In that moment, when I saw my mother with her forehead against the wood of the desk and heard soft whimpers escaping her lips, I was reminded of those dark days when she would not smile at anything and would be so sad.

"Mom, what happened?" I asked, making her look up at me and brush a few strands of her blonde hair from her eyes. Her gaze was bloodshot and dull, and I was so dazed as to what had happened that had made her feel so miserable. My mother was a strong woman, not much could get to her.

"Megan, I'm so sorry you had to see that," she said, her eyes wide and her bottom lip between her teeth. She started to play with a loose thread of her shirt in a nervous manner and I walked over to her after I closed the door of her bedroom behind me.

"No, that's fine," I assured her as I knelt down in front of the desk chair and looked at my mother. I took her hand in mine as my eyebrows knitted together. "I'm just worried about you, what's wrong?"

"I do not have money to pay for the rent of this month," she admitted to me, her eyes not meeting mine for even a second. Her body was shaking as she told me and the tears were falling down her cheeks at a quick pace. "They want to take our house away."

I was taken aback, and stared at the paper on her hand. I only had to read a few words to realize that the letter was a warning to tell her that if she did not pay for the rent soon, we would not have a home anymore. I was so confused for a moment because I had never thought we would come to something so terrible. I had never known we had so little money.

"When do you have to pay?" I wondered, my voice silent and afraid of the answer.

"They are giving us a month before we get evicted," my mother replied as she finally glanced up at me with her pale blue eyes and saw the horrified look on my expression. "I know, honey. I swear I am going to work another shift in the hospital and perhaps that could help us."

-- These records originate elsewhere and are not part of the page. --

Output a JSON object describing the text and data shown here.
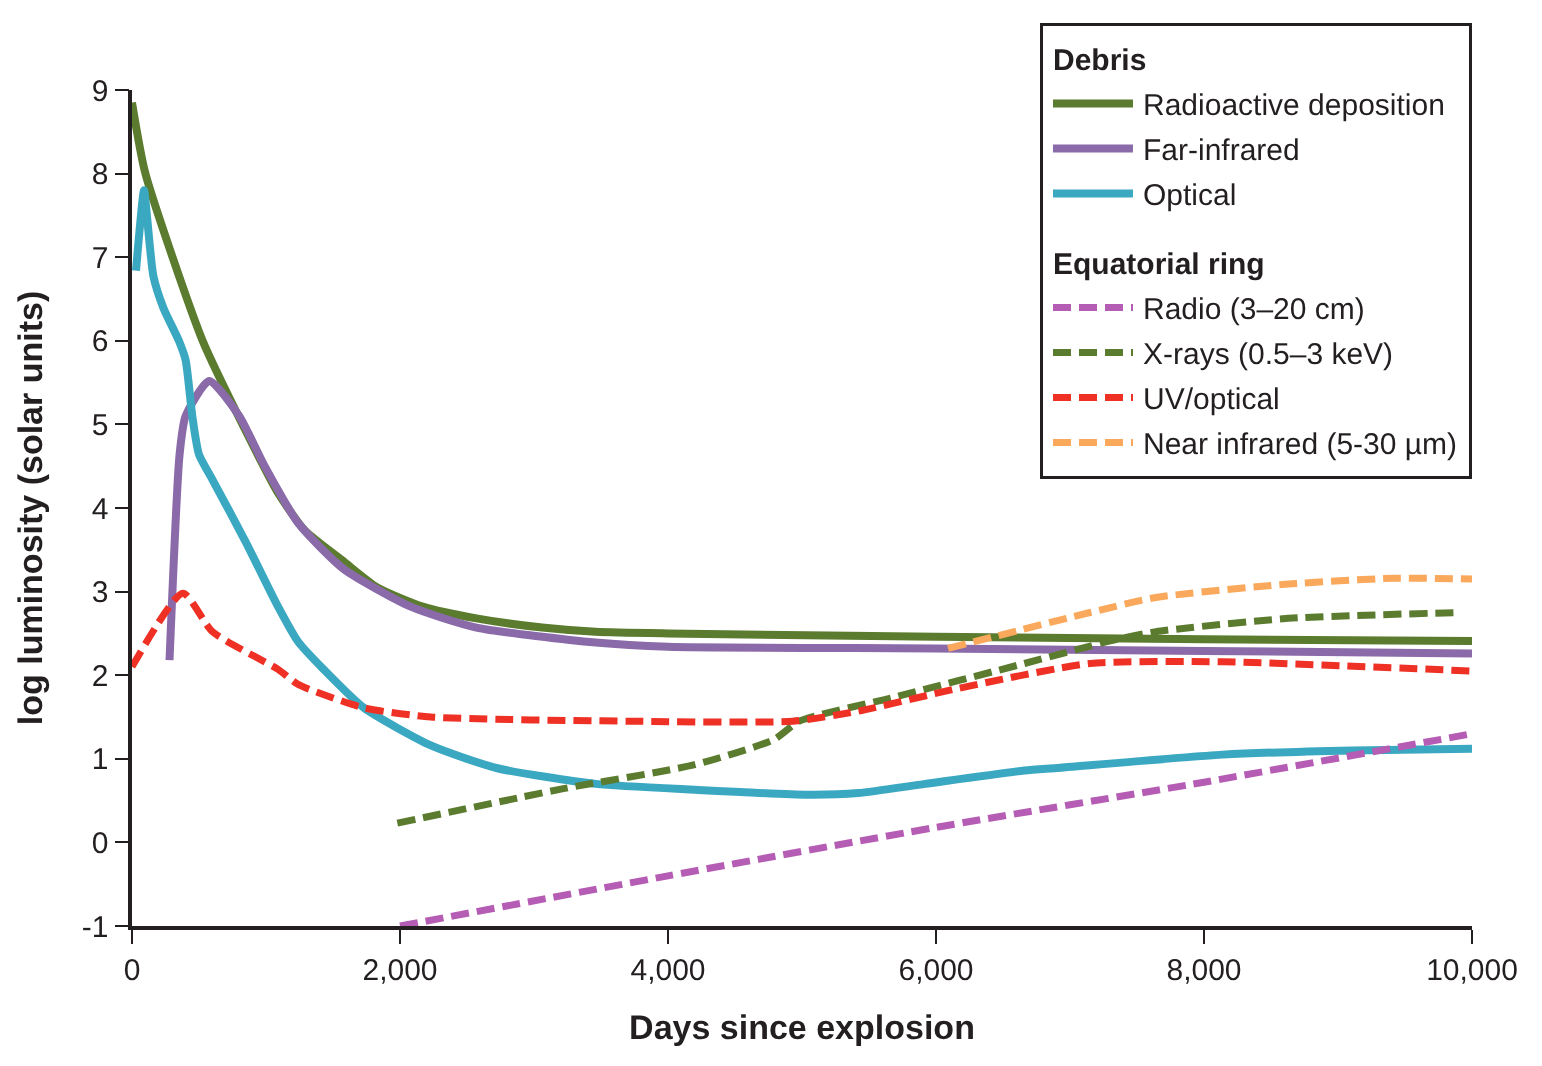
{
  "chart_data": {
    "type": "line",
    "xlabel": "Days since explosion",
    "ylabel": "log luminosity (solar units)",
    "xlim": [
      0,
      10000
    ],
    "ylim": [
      -1,
      9
    ],
    "xticks": [
      0,
      {
        "value": 2000,
        "label": "2,000"
      },
      {
        "value": 4000,
        "label": "4,000"
      },
      {
        "value": 6000,
        "label": "6,000"
      },
      {
        "value": 8000,
        "label": "8,000"
      },
      {
        "value": 10000,
        "label": "10,000"
      }
    ],
    "yticks": [
      -1,
      0,
      1,
      2,
      3,
      4,
      5,
      6,
      7,
      8,
      9
    ],
    "legend": "top right",
    "marker": "none",
    "annotations": [
      "Debris",
      "Equatorial ring"
    ],
    "series": [
      {
        "name": "Radioactive deposition",
        "color": "#5b7b2f",
        "line_style": "solid",
        "x": [
          0,
          100,
          527,
          840,
          1090,
          1290,
          1580,
          1830,
          2170,
          2570,
          3060,
          3460,
          4000,
          6000,
          8000,
          10000
        ],
        "values": [
          8.85,
          8.0,
          6.0,
          4.95,
          4.18,
          3.73,
          3.36,
          3.05,
          2.82,
          2.68,
          2.57,
          2.52,
          2.5,
          2.46,
          2.43,
          2.41
        ]
      },
      {
        "name": "Far-infrared",
        "color": "#8a6aa9",
        "line_style": "solid",
        "x": [
          280,
          355,
          400,
          576,
          800,
          990,
          1240,
          1580,
          2080,
          2570,
          3460,
          4000,
          6000,
          8000,
          10000
        ],
        "values": [
          2.18,
          4.64,
          5.1,
          5.52,
          5.1,
          4.5,
          3.82,
          3.27,
          2.82,
          2.57,
          2.39,
          2.34,
          2.32,
          2.29,
          2.26
        ]
      },
      {
        "name": "Optical",
        "color": "#3ba8c2",
        "line_style": "solid",
        "x": [
          30,
          90,
          110,
          160,
          235,
          350,
          400,
          450,
          500,
          600,
          850,
          1090,
          1240,
          1430,
          1730,
          2230,
          2720,
          3460,
          4200,
          5040,
          5420,
          5920,
          6660,
          6900,
          8140,
          9110,
          10000
        ],
        "values": [
          6.84,
          7.8,
          7.52,
          6.77,
          6.39,
          6.0,
          5.77,
          5.1,
          4.64,
          4.34,
          3.59,
          2.82,
          2.4,
          2.07,
          1.61,
          1.16,
          0.89,
          0.7,
          0.63,
          0.57,
          0.59,
          0.7,
          0.86,
          0.89,
          1.05,
          1.1,
          1.12
        ]
      },
      {
        "name": "Radio (3–20 cm)",
        "color": "#b55db4",
        "line_style": "dashed",
        "x": [
          2000,
          4000,
          6000,
          8000,
          10000
        ],
        "values": [
          -1.0,
          -0.4,
          0.18,
          0.72,
          1.3
        ]
      },
      {
        "name": "X-rays (0.5–3 keV)",
        "color": "#5b7b2f",
        "line_style": "dashed",
        "x": [
          1980,
          3210,
          4200,
          4790,
          4980,
          5670,
          6660,
          7300,
          7640,
          8630,
          9910
        ],
        "values": [
          0.23,
          0.64,
          0.93,
          1.23,
          1.45,
          1.73,
          2.14,
          2.41,
          2.52,
          2.68,
          2.75
        ]
      },
      {
        "name": "UV/optical",
        "color": "#ee3124",
        "line_style": "dashed",
        "x": [
          0,
          380,
          600,
          1090,
          1240,
          1730,
          2230,
          3700,
          4930,
          5420,
          6160,
          7150,
          8140,
          10000
        ],
        "values": [
          2.1,
          2.98,
          2.52,
          2.07,
          1.89,
          1.61,
          1.5,
          1.45,
          1.45,
          1.57,
          1.84,
          2.14,
          2.16,
          2.05
        ]
      },
      {
        "name": "Near infrared (5-30 µm)",
        "color": "#f9a85c",
        "line_style": "dashed",
        "x": [
          6090,
          7150,
          7640,
          8630,
          9410,
          10000
        ],
        "values": [
          2.32,
          2.75,
          2.93,
          3.09,
          3.16,
          3.15
        ]
      }
    ]
  }
}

My mother was a nurse in the hospital in town, but her salary was not much. I knew that she would not make enough money to pay for the rent, and I started to think. My mind was fast to come up with an answer to our problems, and I started to speak as I nodded my head.

"I have to find work," I said in a determined tone. I had never had a job before, but that did not matter to me in that moment, I just wanted to help. "I think they want to hire someone in the bookstore down the street, The Book Escape."